Moldova’s ruling pro-European party has retained its parliamentary majority after Sunday’s pivotal election, seen as a test of the president’s push to keep the country of 2.4 million on track for EU membership rather than drifting back towards Moscow.
With more than 99.5% of the ballots counted, Maia Sandu’s pro-western Action and Solidarity party (PAS) garnered 50.03% of the vote to elect members of the 101-seat parliament.
That compared to 24.26% for a Moscow-leaning alliance of Soviet-nostalgic parties headed by former president Igor Dodon, according to results published on the election commission’s website.
Sandu’s PAS party outperformed pre-election surveys, which had suggested it would remain the largest party but risk falling short of a majority – potentially limiting her push to deliver on a pledge of EU membership within a decade.
The result marks a major victory for Sandu, who has staked her presidency on a pro-European course and accused Russia of deploying unprecedented underhand tactics to sway voters in the impoverished nation squeezed between Ukraine and Romania.

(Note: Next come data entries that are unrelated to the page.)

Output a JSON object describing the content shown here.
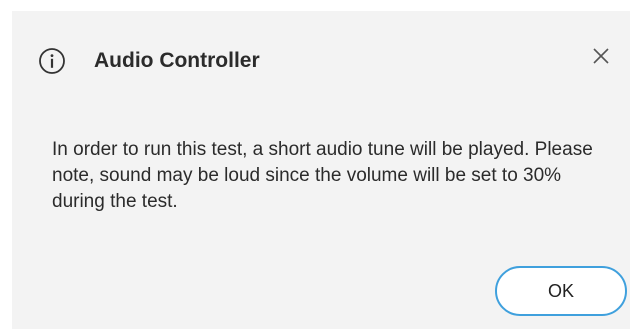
{
  "dialog": {
    "title": "Audio Controller",
    "icon": "info-icon",
    "close_icon": "close-icon",
    "message": "In order to run this test, a short audio tune will be played. Please note, sound may be loud since the volume will be set to 30% during the test.",
    "ok_label": "OK",
    "colors": {
      "background": "#f3f3f3",
      "button_border": "#3fa0dd",
      "text": "#2b2b2b"
    }
  }
}
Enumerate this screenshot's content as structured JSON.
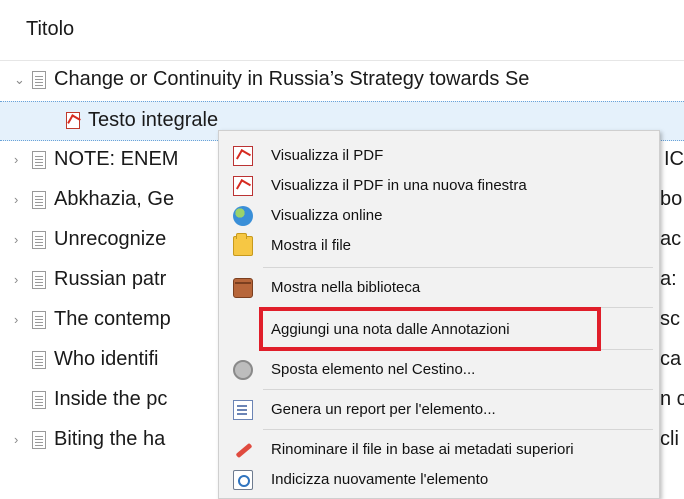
{
  "column": {
    "title": "Titolo"
  },
  "rows": [
    {
      "text": "Change or Continuity in Russia’s Strategy towards Se"
    },
    {
      "text": "Testo integrale"
    },
    {
      "text": "NOTE: ENEM"
    },
    {
      "text": "Abkhazia, Ge"
    },
    {
      "text": "Unrecognize"
    },
    {
      "text": "Russian patr"
    },
    {
      "text": "The contemp"
    },
    {
      "text": "Who identifi"
    },
    {
      "text": "Inside the pc"
    },
    {
      "text": "Biting the ha"
    }
  ],
  "row_suffixes": [
    "IC",
    "bo",
    "ac",
    "a:",
    "sc",
    "ca",
    "n c",
    "cli"
  ],
  "context_menu": {
    "items": [
      {
        "label": "Visualizza il PDF",
        "icon": "pdf-icon"
      },
      {
        "label": "Visualizza il PDF in una nuova finestra",
        "icon": "pdf-icon"
      },
      {
        "label": "Visualizza online",
        "icon": "globe-icon"
      },
      {
        "label": "Mostra il file",
        "icon": "folder-icon"
      },
      {
        "label": "Mostra nella biblioteca",
        "icon": "library-icon"
      },
      {
        "label": "Aggiungi una nota dalle Annotazioni",
        "icon": ""
      },
      {
        "label": "Sposta elemento nel Cestino...",
        "icon": "trash-icon"
      },
      {
        "label": "Genera un report per l'elemento...",
        "icon": "report-icon"
      },
      {
        "label": "Rinominare il file in base ai metadati superiori",
        "icon": "rename-icon"
      },
      {
        "label": "Indicizza nuovamente l'elemento",
        "icon": "reindex-icon"
      }
    ]
  },
  "colors": {
    "highlight": "#e01e2a",
    "selection": "#e5f1fb"
  }
}
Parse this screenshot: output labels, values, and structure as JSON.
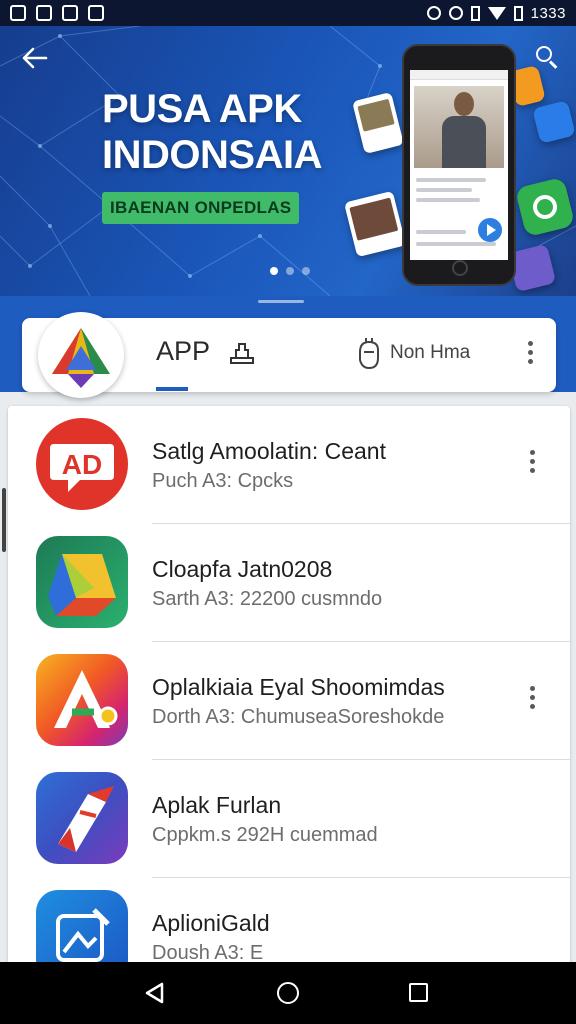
{
  "status_bar": {
    "time": "1333"
  },
  "banner": {
    "headline_line1": "PUSA APK",
    "headline_line2": "INDONSAIA",
    "cta_label": "IBAENAN ONPEDLAS",
    "slide_count": 3,
    "active_slide": 1
  },
  "tabs": {
    "app_label": "APP",
    "home_label": "Non Hma"
  },
  "apps": [
    {
      "title": "Satlg Amoolatin: Ceant",
      "subtitle": "Puch A3: Cpcks",
      "icon": "ad-speech-bubble-icon",
      "has_menu": true
    },
    {
      "title": "Cloapfa Jatn0208",
      "subtitle": "Sarth A3: 22200 cusmndo",
      "icon": "drive-triangle-icon",
      "has_menu": false
    },
    {
      "title": "Oplalkiaia Eyal Shoomimdas",
      "subtitle": "Dorth A3: ChumuseaSoreshokde",
      "icon": "colorful-a-icon",
      "has_menu": true
    },
    {
      "title": "Aplak Furlan",
      "subtitle": "Cppkm.s  292H cuemmad",
      "icon": "paper-plane-icon",
      "has_menu": false
    },
    {
      "title": "AplioniGald",
      "subtitle": "Doush A3: E",
      "icon": "image-edit-icon",
      "has_menu": false
    }
  ],
  "colors": {
    "banner_blue": "#1a56b8",
    "accent_blue": "#1f5cc0",
    "cta_green": "#3fbb6a"
  }
}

The election results will be welcomed in Brussels and other European capitals, where fears were high that Moscow could gain a foothold in a strategically vital region as it intensifies its hybrid campaign across the continent.
Sandu is a former World Bank official who was elected as president in 2020 on a wave of anti-corruption sentiment. Her government oversaw a referendum last October in which Moldovans narrowly voted to enshrine EU membership as a constitutional goal. On the same day, Sandu was re-elected as president for a four-year term.